Newer Yubikeys which support CTAP 2.0 or later can generate "single device passkeys" for websites. The "single device" is meant to indicate that there is no backup capability, and losing that keyfob will lose the ability to authenticate using that mechanism. Web Authentication Level 3 describes this capability to websites, as they may this information to determine whether to offer a user any sort of 'account security upgrade' that removes passwords and/or site-provided recovery mechanisms.
Since discoverable credentials require storage inside the security key, the newer the keyfob is the more robust it is likely to be. It is even possible that some security keys may support some form of optional backup and recovery in the future (e.g. you could imagine a system with factory-paired keys packaged together, and a software agent that exports/imports that encrypted data)

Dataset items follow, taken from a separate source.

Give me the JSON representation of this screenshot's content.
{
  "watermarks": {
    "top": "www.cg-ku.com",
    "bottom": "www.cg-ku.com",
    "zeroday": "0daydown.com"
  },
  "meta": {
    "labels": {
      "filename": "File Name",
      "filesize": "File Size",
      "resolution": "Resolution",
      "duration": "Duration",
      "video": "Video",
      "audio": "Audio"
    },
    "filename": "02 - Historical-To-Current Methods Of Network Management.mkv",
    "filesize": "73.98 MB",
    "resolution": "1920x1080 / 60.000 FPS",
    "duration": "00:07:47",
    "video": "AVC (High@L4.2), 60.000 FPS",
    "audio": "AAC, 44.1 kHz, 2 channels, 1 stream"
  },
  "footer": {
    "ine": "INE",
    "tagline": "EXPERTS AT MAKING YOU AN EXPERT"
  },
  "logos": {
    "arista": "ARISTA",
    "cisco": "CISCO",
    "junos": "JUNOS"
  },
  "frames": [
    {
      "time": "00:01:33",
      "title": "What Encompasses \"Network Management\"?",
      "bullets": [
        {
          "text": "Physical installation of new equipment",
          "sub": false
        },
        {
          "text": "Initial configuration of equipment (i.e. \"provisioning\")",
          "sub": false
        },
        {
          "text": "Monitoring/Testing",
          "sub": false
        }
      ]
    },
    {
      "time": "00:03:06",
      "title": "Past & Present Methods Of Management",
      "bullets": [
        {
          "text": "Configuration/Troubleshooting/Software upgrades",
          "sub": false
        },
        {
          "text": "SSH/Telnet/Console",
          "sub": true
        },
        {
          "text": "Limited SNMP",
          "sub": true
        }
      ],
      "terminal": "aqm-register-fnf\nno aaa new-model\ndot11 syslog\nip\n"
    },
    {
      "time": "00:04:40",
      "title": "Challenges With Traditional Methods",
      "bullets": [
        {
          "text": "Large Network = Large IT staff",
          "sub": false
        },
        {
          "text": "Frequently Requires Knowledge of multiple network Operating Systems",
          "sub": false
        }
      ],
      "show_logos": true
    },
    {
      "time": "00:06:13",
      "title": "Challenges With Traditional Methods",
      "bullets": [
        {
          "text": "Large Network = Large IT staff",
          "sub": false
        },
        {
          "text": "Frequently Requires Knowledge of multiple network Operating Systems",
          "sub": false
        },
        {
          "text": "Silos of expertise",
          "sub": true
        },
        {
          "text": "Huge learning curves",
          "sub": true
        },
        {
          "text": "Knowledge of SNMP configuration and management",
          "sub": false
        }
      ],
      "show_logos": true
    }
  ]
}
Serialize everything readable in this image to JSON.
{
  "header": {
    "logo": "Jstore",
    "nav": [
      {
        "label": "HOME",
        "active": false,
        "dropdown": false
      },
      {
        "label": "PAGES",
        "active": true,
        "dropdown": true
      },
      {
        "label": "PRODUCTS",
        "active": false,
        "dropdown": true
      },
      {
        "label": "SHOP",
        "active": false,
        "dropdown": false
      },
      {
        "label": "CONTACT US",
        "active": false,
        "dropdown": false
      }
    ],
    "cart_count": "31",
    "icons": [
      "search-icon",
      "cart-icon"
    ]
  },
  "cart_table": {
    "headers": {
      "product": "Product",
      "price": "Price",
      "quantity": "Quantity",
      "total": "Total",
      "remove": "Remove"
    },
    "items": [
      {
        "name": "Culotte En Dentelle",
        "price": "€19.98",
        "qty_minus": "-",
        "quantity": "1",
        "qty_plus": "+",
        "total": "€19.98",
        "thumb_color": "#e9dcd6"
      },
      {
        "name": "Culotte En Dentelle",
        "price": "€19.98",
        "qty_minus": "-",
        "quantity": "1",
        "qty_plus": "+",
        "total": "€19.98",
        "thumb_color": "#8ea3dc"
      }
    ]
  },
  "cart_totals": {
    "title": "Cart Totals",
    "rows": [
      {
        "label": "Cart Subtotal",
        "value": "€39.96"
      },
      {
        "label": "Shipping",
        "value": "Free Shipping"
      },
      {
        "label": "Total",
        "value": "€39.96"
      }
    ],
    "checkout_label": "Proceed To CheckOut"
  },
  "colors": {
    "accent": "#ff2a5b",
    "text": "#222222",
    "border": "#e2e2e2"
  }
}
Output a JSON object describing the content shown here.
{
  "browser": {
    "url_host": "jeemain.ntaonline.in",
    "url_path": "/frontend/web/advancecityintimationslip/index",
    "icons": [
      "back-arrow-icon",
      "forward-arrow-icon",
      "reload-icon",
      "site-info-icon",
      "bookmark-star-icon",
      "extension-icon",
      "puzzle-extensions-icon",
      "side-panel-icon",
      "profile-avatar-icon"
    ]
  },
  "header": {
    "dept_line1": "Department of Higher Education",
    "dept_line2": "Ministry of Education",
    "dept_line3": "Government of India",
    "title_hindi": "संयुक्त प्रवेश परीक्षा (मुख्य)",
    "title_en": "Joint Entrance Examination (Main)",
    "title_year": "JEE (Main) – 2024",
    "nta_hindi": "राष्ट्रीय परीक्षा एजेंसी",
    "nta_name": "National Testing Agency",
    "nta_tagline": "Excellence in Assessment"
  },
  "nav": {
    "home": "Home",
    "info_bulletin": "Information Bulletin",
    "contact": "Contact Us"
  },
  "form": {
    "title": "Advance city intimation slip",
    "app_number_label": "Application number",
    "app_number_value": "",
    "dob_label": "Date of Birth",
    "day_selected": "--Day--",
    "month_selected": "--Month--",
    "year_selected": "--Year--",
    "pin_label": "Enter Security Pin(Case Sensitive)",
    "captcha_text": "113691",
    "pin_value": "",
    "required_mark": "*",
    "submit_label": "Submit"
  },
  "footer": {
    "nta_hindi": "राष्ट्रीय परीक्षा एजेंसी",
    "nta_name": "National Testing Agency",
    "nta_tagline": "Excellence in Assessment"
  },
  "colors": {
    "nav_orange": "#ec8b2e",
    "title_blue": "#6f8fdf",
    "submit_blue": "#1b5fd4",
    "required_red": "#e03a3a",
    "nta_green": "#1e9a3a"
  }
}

> Or are MS+Google+Apple doing an "embrace, extend and extinguish" on webauthn?
I don't think any of them have a goal to reduce a diverse selection of webauthn authenticators. However, platform support does implicitly affect that ecosystem, because the shipped default is what most people will want to use.
The platforms may want to focus on a particular set of features, so this diversity plays to their benefit - I suspect at least some of the platform vendors want to point to the existence of a FIPS-certified Yubikey such that they don't need to implement such behavior themselves.
> Are the "small adjustements that ever so slightly reduces the security" sufficient to effectively kick security keys hardware vendor out of the game?
Leaving the remark about older security protocols not supporting the usability features - I think (and hope) there will be a place for hardware vendors to provide products and services to meet the needs of companies that platform vendors simply won't want to (or won't commit to on a reasonable schedule).
The hardware vendors may see consumer sales drop with the new alternatives, or may grow due to a significant increase in consumer understanding of what their hardware uniquely provides and in where their hardware can be used.